髪の毛が一本、さっきから顔を刺激していてそれが物凄ーく痒い。


私の目の前にはこの国の王様の立場の人間が御簾越しにミリ単位……いや、センチ単位で私の方へとにじり寄って来ていた。


扇で顔を隠せば、いけるか?


恥ずかしそうにしているのだと見えるように顔を斜め下方向に俯け加減にしてから顔の痒い部分を扇で隠してボリボリとする。

あーあ、痒かったぁ。



私の今の名前は『かぐや』。ご大層にも『かぐや姫』などと呼ばれている。元公爵令嬢としては、お姫様扱いはまんざらでも無い。

私は異次元転移の刑に処せられ、その刑の中でも重い『魔法の無い世界で生きる刑』とされて、この世界へと飛ばされた。

この世界に赤ん坊の姿で飛ばされた私だったが、魔力が身体に宿っている所為でこの世界の住人達には私が光輝いて見えるようだ。

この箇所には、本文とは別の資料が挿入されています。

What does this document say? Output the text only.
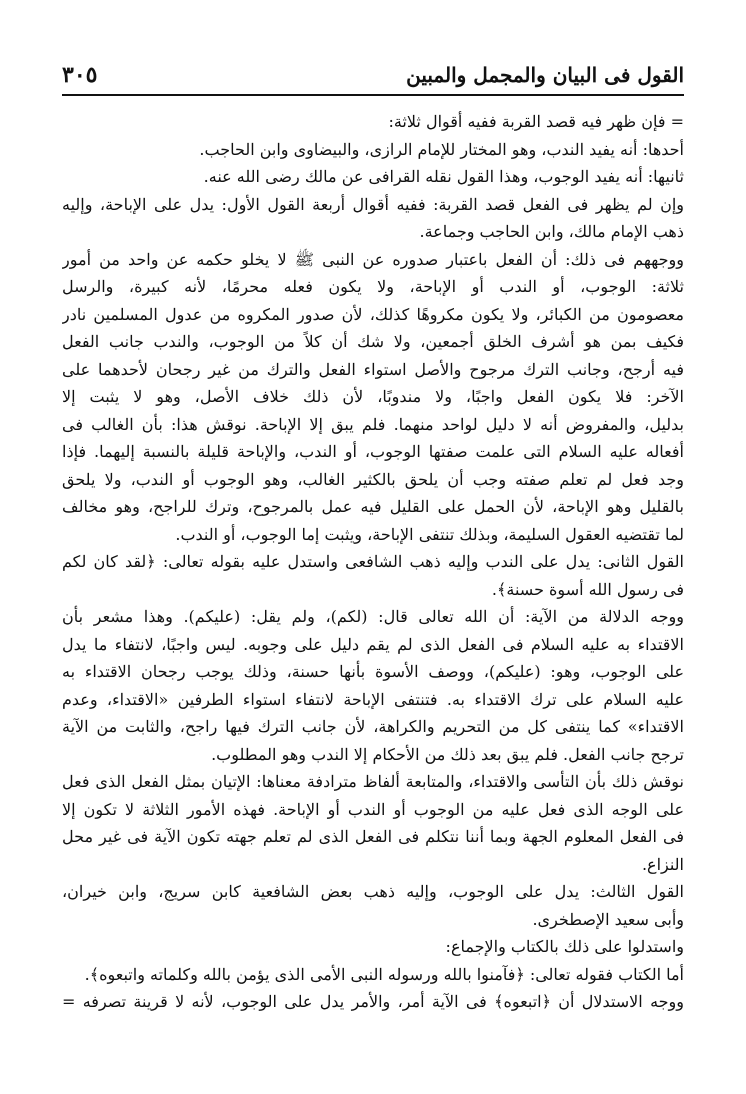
القول فى البيان والمجمل والمبين
٣٠٥
= فإن ظهر فيه قصد القربة ففيه أقوال ثلاثة:
أحدها: أنه يفيد الندب، وهو المختار للإمام الرازى، والبيضاوى وابن الحاجب.
ثانيها: أنه يفيد الوجوب، وهذا القول نقله القرافى عن مالك رضى الله عنه.
وإن لم يظهر فى الفعل قصد القربة: ففيه أقوال أربعة القول الأول: يدل على الإباحة، وإليه
ذهب الإمام مالك، وابن الحاجب وجماعة.
ووجههم فى ذلك: أن الفعل باعتبار صدوره عن النبى ﷺ لا يخلو حكمه عن واحد من أمور
ثلاثة: الوجوب، أو الندب أو الإباحة، ولا يكون فعله محرمًا، لأنه كبيرة، والرسل
معصومون من الكبائر، ولا يكون مكروهًا كذلك، لأن صدور المكروه من عدول المسلمين نادر
فكيف بمن هو أشرف الخلق أجمعين، ولا شك أن كلاً من الوجوب، والندب جانب الفعل
فيه أرجح، وجانب الترك مرجوح والأصل استواء الفعل والترك من غير رجحان لأحدهما على
الآخر: فلا يكون الفعل واجبًا، ولا مندوبًا، لأن ذلك خلاف الأصل، وهو لا يثبت إلا
بدليل، والمفروض أنه لا دليل لواحد منهما. فلم يبق إلا الإباحة. نوقش هذا: بأن الغالب فى
أفعاله عليه السلام التى علمت صفتها الوجوب، أو الندب، والإباحة قليلة بالنسبة إليهما. فإذا
وجد فعل لم تعلم صفته وجب أن يلحق بالكثير الغالب، وهو الوجوب أو الندب، ولا يلحق
بالقليل وهو الإباحة، لأن الحمل على القليل فيه عمل بالمرجوح، وترك للراجح، وهو مخالف
لما تقتضيه العقول السليمة، وبذلك تنتفى الإباحة، ويثبت إما الوجوب، أو الندب.
القول الثانى: يدل على الندب وإليه ذهب الشافعى واستدل عليه بقوله تعالى: ﴿لقد كان لكم
فى رسول الله أسوة حسنة﴾.
ووجه الدلالة من الآية: أن الله تعالى قال: (لكم)، ولم يقل: (عليكم). وهذا مشعر بأن
الاقتداء به عليه السلام فى الفعل الذى لم يقم دليل على وجوبه. ليس واجبًا، لانتفاء ما يدل
على الوجوب، وهو: (عليكم)، ووصف الأسوة بأنها حسنة، وذلك يوجب رجحان الاقتداء به
عليه السلام على ترك الاقتداء به. فتنتفى الإباحة لانتفاء استواء الطرفين «الاقتداء، وعدم
الاقتداء» كما ينتفى كل من التحريم والكراهة، لأن جانب الترك فيها راجح، والثابت من الآية
ترجح جانب الفعل. فلم يبق بعد ذلك من الأحكام إلا الندب وهو المطلوب.
نوقش ذلك بأن التأسى والاقتداء، والمتابعة ألفاظ مترادفة معناها: الإتيان بمثل الفعل الذى فعل
على الوجه الذى فعل عليه من الوجوب أو الندب أو الإباحة. فهذه الأمور الثلاثة لا تكون إلا
فى الفعل المعلوم الجهة وبما أننا نتكلم فى الفعل الذى لم تعلم جهته تكون الآية فى غير محل
النزاع.
القول الثالث: يدل على الوجوب، وإليه ذهب بعض الشافعية كابن سريج، وابن خيران،
وأبى سعيد الإصطخرى.
واستدلوا على ذلك بالكتاب والإجماع:
أما الكتاب فقوله تعالى: ﴿فآمنوا بالله ورسوله النبى الأمى الذى يؤمن بالله وكلماته واتبعوه﴾.
ووجه الاستدلال أن ﴿اتبعوه﴾ فى الآية أمر، والأمر يدل على الوجوب، لأنه لا قرينة تصرفه =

自身では何も抵抗出来ない様にとこの世界に赤ん坊の姿に変えられて籠に入れて飛ばされた後、三つ叉になった竹の間に挟まる様にして私はこの世界に置かれていたらしい。

それはまるで竹に守られる様にして。


竹藪に入っていたお爺さんは私から発せられる光に導かれるようにして私を見つけたと後で聞いた。

そして、私を取り囲むように生えている竹を切ってお爺さんは光輝く私をそこから取り出した。


私が光り輝いていたのは身に宿る魔力の巡りと、包まれていたこの世界には無い虹色の織物の所為だろう。

私の居た世界の魔虫の糸を使って織り上げられたその布の輝きも遠くから発見出来るほど私を光らせた原因の一つだろうと推察された。


私を家に連れ帰ったお爺さんとお婆さんは私に名前をつけてくれた。

この世界での言葉でかぐやびと、『輝く人』という意味で『かぐや』と。


元の大きさに戻ろうとする力が働いているのだろう。成長は早くあっという間に本来の大きさに戻った私はいつの間にやら『かぐや姫』と、こちらの世でそう呼ばれる様になった。


私からしたらその名で呼ばれると『嗅ぐや姫』って脳内変換されてしまうから、あんまり好きな名前じゃない。……私、臭くは無いと思うんだけど、やたらに香を焚きしめられるのは実は、なんて事無いよね?!


大きく美しく成長した私。噂が噂を呼び、家には求婚者が列をなす。

そうよねー。私、見た目も悪くないし、そこそこ男性にモテると思うのよー。なのに、ねー。冤罪をかけられて王子から婚約破棄されて。

挙句、異世界追放の刑にだなんて……ふざけているとしか思えない。真実の愛ってナニ?それ、美味しいの?少なくとも私には苦い物だったわ。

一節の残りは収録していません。